As the transition to a sleeker, more value-based reimbursement system occurs, healthcare organizations are under pressure to unearth creative ways to drive down costs while still attracting patients and providing quality care.
Hospitals too will soon have the opportunity to establish commercial bundled payments, but with far more complex cases than TJR. A recent article published by Modern Healthcare examines a new Centers for Medicare and Medicaid Services (CMS) proposal that would require a trio of episodes of care to be tested as bundled payments. The intent is to bundle the three episodes – coronary artery bypass grafts, treatment for acute myocardial infarction (heart attack), and treatment for hip or femoral fractures — as encouragement for participating hospitals to take more financial responsibility for the condition of Medicare patients after they are discharged from the hospital.
But transforming these three episodes to mandatory bundled payments could be a challenge for hospitals. The article reports that patients who suffer a hip fracture have a higher mortality risk in the months after the incident, and patients who suffer a heart attack are at a higher risk for another. Also, unlike TJR, the procedures will not be elective, and thus doctors will not have as much control when it comes to timing and planning of them. Furthermore, some hospitals are more experienced and better prepared than others to take on bundled payments, the article said.
Despite the complexities, the article reports positive feedback on the proposal from some providers. It could culminate in superior outcomes for patients, and aside from that, the entire healthcare industry is moving at a high speed toward value-based payment.
The experiment will begin July 1, 2017 in almost 100 randomly selected areas around the country. Overall, CMS hopes transforming the way hospitals are paid by Medicare to treat these conditions will decrease occurrences and drive down costs. According to the article, about 735,000 people in the U.S. suffer a heart attack every year, and for over 200,000 of them, it is not their first heart attack.
“Transitioning these episodes to bundled payments makes sense for many reasons, but primarily clinically and economically,” says Regent Surgical Health CEO Chris Bishop. “Bundles are a critical part of value-based care, and our organization has made a commitment to be at the forefront of these outpatient bundles.”

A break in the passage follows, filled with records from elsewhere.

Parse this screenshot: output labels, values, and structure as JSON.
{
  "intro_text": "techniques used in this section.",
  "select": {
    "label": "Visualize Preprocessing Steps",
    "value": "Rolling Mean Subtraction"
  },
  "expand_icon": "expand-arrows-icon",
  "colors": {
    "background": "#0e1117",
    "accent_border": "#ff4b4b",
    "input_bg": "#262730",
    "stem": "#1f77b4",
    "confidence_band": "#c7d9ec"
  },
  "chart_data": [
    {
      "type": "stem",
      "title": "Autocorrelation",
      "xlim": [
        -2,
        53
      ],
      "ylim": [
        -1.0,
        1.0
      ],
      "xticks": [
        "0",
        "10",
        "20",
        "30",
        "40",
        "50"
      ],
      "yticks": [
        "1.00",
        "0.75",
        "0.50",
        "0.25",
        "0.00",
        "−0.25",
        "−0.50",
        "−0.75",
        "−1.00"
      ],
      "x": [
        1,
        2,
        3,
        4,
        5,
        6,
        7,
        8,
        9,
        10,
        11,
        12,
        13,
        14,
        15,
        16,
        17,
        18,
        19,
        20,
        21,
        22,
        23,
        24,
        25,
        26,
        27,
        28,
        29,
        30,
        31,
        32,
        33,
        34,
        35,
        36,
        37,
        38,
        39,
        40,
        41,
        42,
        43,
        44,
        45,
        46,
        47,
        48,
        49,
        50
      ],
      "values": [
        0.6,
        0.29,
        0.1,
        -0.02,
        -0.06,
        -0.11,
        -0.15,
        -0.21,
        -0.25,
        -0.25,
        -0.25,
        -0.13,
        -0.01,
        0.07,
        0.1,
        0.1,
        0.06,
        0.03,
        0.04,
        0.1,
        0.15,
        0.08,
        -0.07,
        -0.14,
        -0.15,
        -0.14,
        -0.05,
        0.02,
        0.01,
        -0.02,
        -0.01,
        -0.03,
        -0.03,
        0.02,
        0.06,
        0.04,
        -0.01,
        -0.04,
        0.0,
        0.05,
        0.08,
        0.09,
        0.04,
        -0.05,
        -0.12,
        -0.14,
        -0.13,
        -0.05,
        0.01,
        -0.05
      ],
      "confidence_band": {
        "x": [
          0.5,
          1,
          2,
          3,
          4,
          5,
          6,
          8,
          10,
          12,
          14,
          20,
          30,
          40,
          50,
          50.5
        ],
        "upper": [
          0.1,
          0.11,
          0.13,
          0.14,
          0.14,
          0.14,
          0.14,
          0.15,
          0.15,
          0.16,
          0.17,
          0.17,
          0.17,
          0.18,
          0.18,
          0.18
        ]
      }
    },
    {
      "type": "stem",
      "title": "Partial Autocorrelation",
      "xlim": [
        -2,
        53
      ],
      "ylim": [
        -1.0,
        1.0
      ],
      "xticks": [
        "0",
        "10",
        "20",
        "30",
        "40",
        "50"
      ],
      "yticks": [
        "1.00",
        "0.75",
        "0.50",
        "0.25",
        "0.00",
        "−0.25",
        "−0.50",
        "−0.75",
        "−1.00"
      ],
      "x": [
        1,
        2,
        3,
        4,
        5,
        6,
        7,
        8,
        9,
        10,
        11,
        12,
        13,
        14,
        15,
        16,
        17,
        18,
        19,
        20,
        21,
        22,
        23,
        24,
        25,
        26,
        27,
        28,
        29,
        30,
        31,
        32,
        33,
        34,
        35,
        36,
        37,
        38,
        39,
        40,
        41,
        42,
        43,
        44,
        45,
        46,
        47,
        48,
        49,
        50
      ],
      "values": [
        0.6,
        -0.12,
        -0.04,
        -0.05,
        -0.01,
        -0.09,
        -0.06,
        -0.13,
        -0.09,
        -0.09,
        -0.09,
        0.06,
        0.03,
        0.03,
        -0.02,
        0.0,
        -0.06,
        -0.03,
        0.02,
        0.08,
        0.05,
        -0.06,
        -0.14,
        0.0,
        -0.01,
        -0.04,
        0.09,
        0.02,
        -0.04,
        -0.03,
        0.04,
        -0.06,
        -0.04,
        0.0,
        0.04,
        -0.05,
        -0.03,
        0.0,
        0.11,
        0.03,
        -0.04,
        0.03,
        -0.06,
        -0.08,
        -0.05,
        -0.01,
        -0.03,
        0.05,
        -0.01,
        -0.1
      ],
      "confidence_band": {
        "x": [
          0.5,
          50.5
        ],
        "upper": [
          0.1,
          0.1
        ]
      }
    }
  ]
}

Regent Surgical Health offers a strong model of partnership for its hospitals, and can help build a successful game plan for bundled payments. Regent’s leadership team can assist with strategies for the implementation of bundles, so that partner hospitals can be in the best possible position to lower costs and improve patient care.
“As value-based care continues to permeate the industry, it is now more important than ever for providers to have the spark of ingenuity,” said Bishop. “Bundled payments have the potential to keep patients healthy after they leave the hospital, and to save money on costs.”